Werewolf Orderlies was their inaugural effort. It runs just 3 minutes, is black-and-white, was ineptly shot on extremely scratchy (I think) 8mm, looks more like it was made in the 1910s than the 1980s and was more-or-less just improvised right there on the spot.







A sailor carrying a hacksaw exits a train, walks across some tracks and heads out into the woods. A bunch of men, only a few of which are actually dressed like orderlies, follow him. Other men are around aimlessly and frantically digging through the snow with shovels. The sailor makes a fire in front of a tree, climbs up it and then jumps into a blanket held by the orderlies. They drag him into the middle of a field and he's killed after being beaten with shovels and having a tree branch thrown on top of him. We then see shots of a battleship and waves, probably taken from some war / propaganda film. There are no werewolves. The end.

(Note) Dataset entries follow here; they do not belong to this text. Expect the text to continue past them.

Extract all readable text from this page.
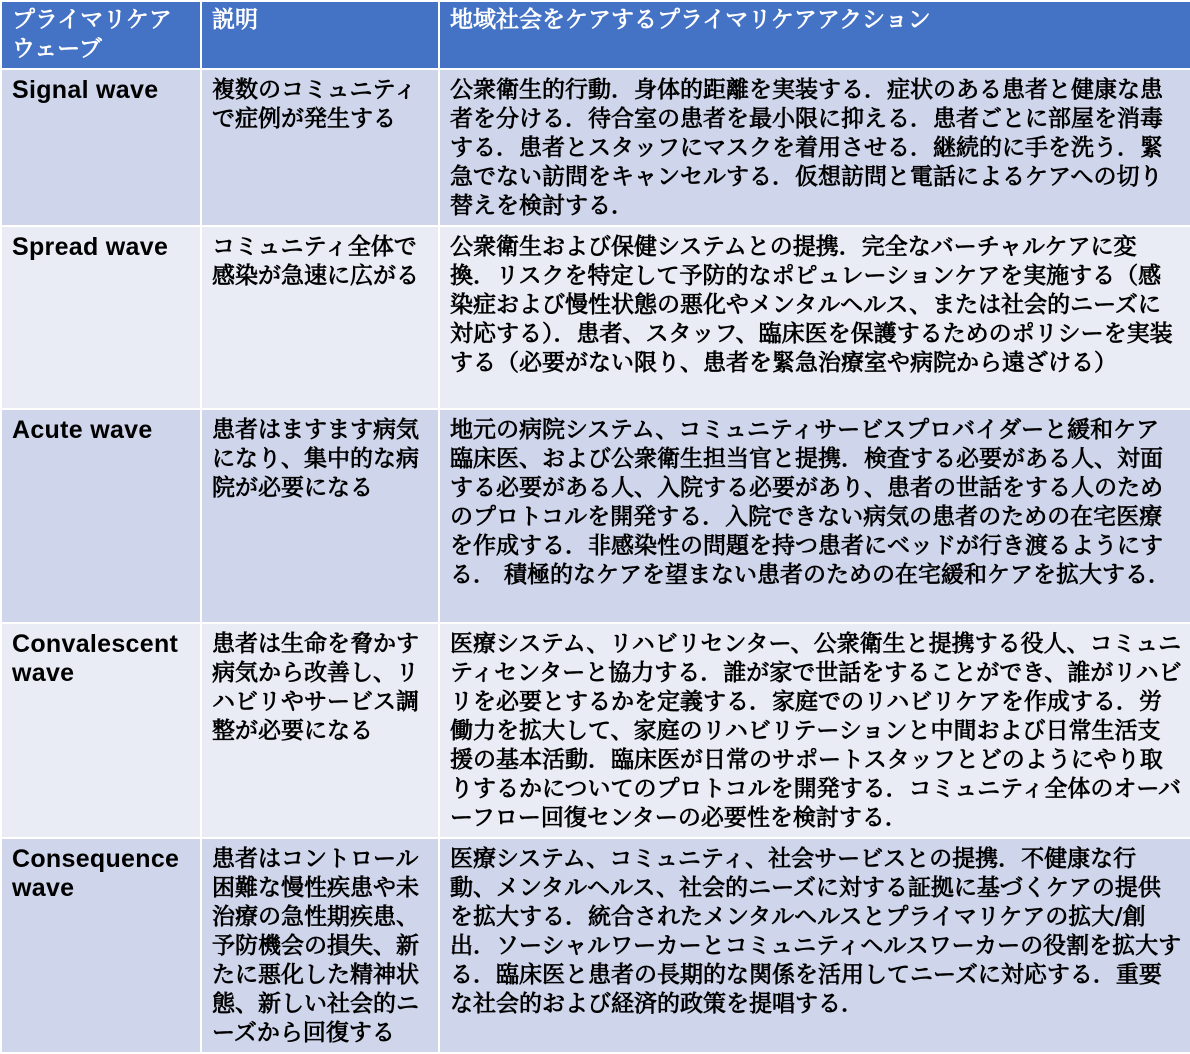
プライマリケアウェーブ	説明	地域社会をケアするプライマリケアアクション
Signal wave	複数のコミュニティで症例が発生する	公衆衛生的行動．身体的距離を実装する．症状のある患者と健康な患者を分ける．待合室の患者を最小限に抑える．患者ごとに部屋を消毒する．患者とスタッフにマスクを着用させる．継続的に手を洗う．緊急でない訪問をキャンセルする．仮想訪問と電話によるケアへの切り替えを検討する．
Spread wave	コミュニティ全体で感染が急速に広がる	公衆衛生および保健システムとの提携．完全なバーチャルケアに変換．リスクを特定して予防的なポピュレーションケアを実施する（感染症および慢性状態の悪化やメンタルヘルス、または社会的ニーズに対応する）．患者、スタッフ、臨床医を保護するためのポリシーを実装する（必要がない限り、患者を緊急治療室や病院から遠ざける）
Acute wave	患者はますます病気になり、集中的な病院が必要になる	地元の病院システム、コミュニティサービスプロバイダーと緩和ケア臨床医、および公衆衛生担当官と提携．検査する必要がある人、対面する必要がある人、入院する必要があり、患者の世話をする人のためのプロトコルを開発する．入院できない病気の患者のための在宅医療を作成する．非感染性の問題を持つ患者にベッドが行き渡るようにする． 積極的なケアを望まない患者のための在宅緩和ケアを拡大する．
Convalescent wave	患者は生命を脅かす病気から改善し、リハビリやサービス調整が必要になる	医療システム、リハビリセンター、公衆衛生と提携する役人、コミュニティセンターと協力する．誰が家で世話をすることができ、誰がリハビリを必要とするかを定義する．家庭でのリハビリケアを作成する．労働力を拡大して、家庭のリハビリテーションと中間および日常生活支援の基本活動．臨床医が日常のサポートスタッフとどのようにやり取りするかについてのプロトコルを開発する．コミュニティ全体のオーバーフロー回復センターの必要性を検討する．
Consequence wave	患者はコントロール困難な慢性疾患や未治療の急性期疾患、予防機会の損失、新たに悪化した精神状態、新しい社会的ニーズから回復する	医療システム、コミュニティ、社会サービスとの提携．不健康な行動、メンタルヘルス、社会的ニーズに対する証拠に基づくケアの提供を拡大する．統合されたメンタルヘルスとプライマリケアの拡大/創出．ソーシャルワーカーとコミュニティヘルスワーカーの役割を拡大する．臨床医と患者の長期的な関係を活用してニーズに対応する．重要な社会的および経済的政策を提唱する．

What this started and why this even exists in the first place are both much more interesting topics to ponder than actually sitting through this silly no budget home movie. I'm assuming the stick-it-to-the-status-quo aspect comes from seeing a military man being senselessly killed, which, in a way, is a sort of anti-propaganda I guess. Yufit made a number of these shorts in the 80s before graduating to features like Daddy, Father Frost Is Dead (1991) and Silver Heads (1999) in the 90s. He passed away in 2016. His shorts now play at film festivals and are screened at colleges and such, plus they're on Youtube if you're interested.